Specifically, the mechanism of the cross-coupling reaction is as follows:

firstly, aromatic aldehyde and aniline compound are condensed to form reversible imine A, silver salt oxidant is oxidized, ruthenium catalyst and alkali additive are complexed to form active substance B, and then, imine A is ortho-position C (sp)²) H activation to form critical metalsA five-membered ring C. Then, N-arylsulfonyloxyphthalimide 2a migrates to insert coordination to form a six-membered intermediate E. And (3) carrying out protonolysis on the intermediate E under the action of alkali, and leaving metal to obtain an imine substance F with the ortho-position of a benzene ring substituted by phthalimide. Then the imine is automatically dissociated, and the aldehyde group is recovered to obtain the aromatic aldehyde derivative with ortho-position substituted by phthalimide.

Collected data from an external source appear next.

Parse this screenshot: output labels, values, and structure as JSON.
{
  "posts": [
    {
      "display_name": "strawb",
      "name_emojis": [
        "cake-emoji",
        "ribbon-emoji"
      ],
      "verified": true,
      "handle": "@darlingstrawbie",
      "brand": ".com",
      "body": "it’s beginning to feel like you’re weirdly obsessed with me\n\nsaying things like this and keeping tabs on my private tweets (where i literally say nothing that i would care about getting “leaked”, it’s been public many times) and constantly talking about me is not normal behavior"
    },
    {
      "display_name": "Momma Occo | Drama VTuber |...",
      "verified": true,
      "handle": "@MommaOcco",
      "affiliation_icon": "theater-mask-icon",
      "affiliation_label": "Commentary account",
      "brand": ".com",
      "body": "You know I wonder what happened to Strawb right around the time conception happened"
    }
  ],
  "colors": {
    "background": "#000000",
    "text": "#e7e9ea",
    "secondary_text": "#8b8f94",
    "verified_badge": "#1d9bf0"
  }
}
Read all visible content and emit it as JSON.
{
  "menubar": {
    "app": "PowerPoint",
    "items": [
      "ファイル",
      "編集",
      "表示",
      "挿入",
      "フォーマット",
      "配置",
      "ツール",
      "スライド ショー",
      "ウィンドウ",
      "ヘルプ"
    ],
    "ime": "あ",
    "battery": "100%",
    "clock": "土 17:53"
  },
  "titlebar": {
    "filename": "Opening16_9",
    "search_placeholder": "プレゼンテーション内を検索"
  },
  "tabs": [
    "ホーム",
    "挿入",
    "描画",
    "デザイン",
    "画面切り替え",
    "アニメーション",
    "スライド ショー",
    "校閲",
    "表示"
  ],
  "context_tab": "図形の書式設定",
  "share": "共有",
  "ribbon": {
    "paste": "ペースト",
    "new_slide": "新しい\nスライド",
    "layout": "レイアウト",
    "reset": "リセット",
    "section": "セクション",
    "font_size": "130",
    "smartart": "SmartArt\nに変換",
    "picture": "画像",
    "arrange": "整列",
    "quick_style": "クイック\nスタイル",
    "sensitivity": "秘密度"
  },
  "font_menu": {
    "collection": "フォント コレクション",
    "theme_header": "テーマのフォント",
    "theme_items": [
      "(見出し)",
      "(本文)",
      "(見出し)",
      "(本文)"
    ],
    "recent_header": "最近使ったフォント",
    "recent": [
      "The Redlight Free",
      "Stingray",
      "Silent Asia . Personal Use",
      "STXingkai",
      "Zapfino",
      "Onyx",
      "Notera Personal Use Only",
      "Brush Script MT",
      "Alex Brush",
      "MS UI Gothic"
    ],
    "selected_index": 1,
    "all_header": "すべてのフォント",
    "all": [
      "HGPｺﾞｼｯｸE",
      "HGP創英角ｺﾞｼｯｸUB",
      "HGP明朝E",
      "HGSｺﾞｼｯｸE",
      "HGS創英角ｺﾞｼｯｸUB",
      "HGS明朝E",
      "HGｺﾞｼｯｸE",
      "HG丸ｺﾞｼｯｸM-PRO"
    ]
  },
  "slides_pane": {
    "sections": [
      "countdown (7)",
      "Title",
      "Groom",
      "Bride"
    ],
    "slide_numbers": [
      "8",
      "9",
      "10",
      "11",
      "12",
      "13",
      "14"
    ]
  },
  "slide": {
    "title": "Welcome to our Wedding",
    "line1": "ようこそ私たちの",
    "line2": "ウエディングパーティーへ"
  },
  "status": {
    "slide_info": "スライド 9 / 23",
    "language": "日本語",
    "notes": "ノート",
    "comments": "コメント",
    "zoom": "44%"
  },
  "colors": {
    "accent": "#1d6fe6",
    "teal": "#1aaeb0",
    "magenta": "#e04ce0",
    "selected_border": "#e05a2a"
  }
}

The invention has the beneficial effects that: the method takes cheap and easily-obtained aromatic aldehyde and N-arylsulfonyloxy phthalimide as starting materials, adopts an instant guide group strategy, carries out C-H bond activation and functional group construction under the catalysis of a ruthenium catalyst, has mild reaction conditions and high conversion efficiency (the cross-coupling reaction yield reaches 71-89% under short reaction time and the ammonification reaction yield reaches about 80%), overcomes the defect that the requirement for constructing a quinazoline reaction substrate by using a metal catalyst in the prior art is relatively strict, and provides a method for synthesizing the quinazoline compound, which has simple steps, strong substrate universality and cheap and easily-obtained materials.

Drawings

FIG. 1 is a diagram of Compound 1-a prepared in example 1 of the present invention¹An H-NMR spectrum;

FIG. 2 is a diagram of Compound 1-a prepared in example 1¹³A C-NMR spectrum;

FIG. 3 is a photograph of Compound 1 prepared in example 1¹An H-NMR spectrum;

FIG. 4 is a photograph of Compound 1 prepared in example 1¹³A C-NMR spectrum;

FIG. 5 is a photograph of Compound 2-a prepared in example 2¹An H-NMR spectrum;

FIG. 6 is a photograph of Compound 2-a prepared in example 2¹³A C-NMR spectrum;

FIG. 7 is a photograph of Compound 3-a prepared in example 3¹An H-NMR spectrum;

FIG. 8 is a photograph of Compound 3-a prepared in example 3¹³A C-NMR spectrum;

FIG. 9 is a photograph of Compound 4-a prepared in example 4¹An H-NMR spectrum;

FIG. 10 is the preparation of example 4Of Compound 4-a¹³C-NMR spectrum.

Detailed Description

In order to make the technical solutions of the present invention better understood, the present invention is further described in detail below with reference to the accompanying drawings.